Quote:
Original post by Victor-Victor Quote:
Original post by Emergent
Let's say I want to learn the XOR function [...]
Where did you find about this, or how did you come up with it? What method is that, some kind of Q-learning? It looks a lot like ANN to me, single layer percptron, but I don't see any thresholds. Are you sure that matrix can learn XOR? Can you explain a bit more how that works? Do you think your technique could be useful for Tic-Tac-Toe?
I just made it up, and it wasn't really intended to be a practical suggestion. It was just supposed to be an example of a dead-simple "learning algorithm" which would be very transparent in its operation.

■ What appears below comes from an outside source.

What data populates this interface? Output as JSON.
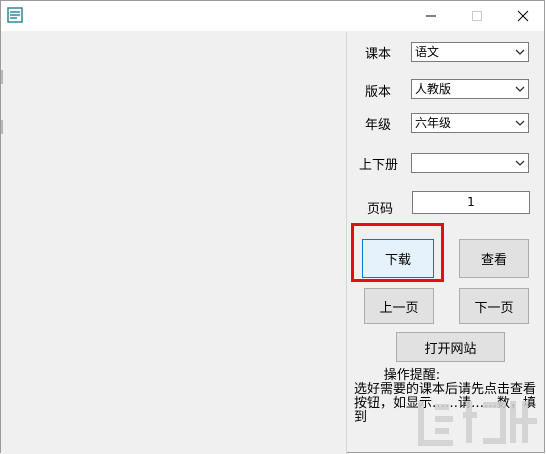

And I wouldn't recommend it (or any learning algorithm, even "real ones," for that matter) for Tic Tac Toe, as that can be solved instantly using even a naive implementation of the minimax algorithm without alpha-beta pruning.
Anyway, what I suggested is just a table of numbers. For every input to your function, you have a table entry giving its output. Very simple.
Just suppose what you would do yourself if you found a "black box" that took two binary inputs and produced one output, and you wanted to know what it did: You'd just try the various combinations of 0 and 1 on the inputs and write down what the outputs you got were. If you're organized, you'd probably write them down in a table in your notebook.
What I described is almost exactly this -- except instead of just writing down 0 or 1, I allow numbers in-between which I nudge up every time I get a 1 for that particular input pair and nudge down every time I get a zero for that pair.
I didn't mention anything about thresholding, but I suppose you'd just want to threshold here at 0.5.
Still, let me emphasize that this was meant really just as a toy example of a very simple algorithm.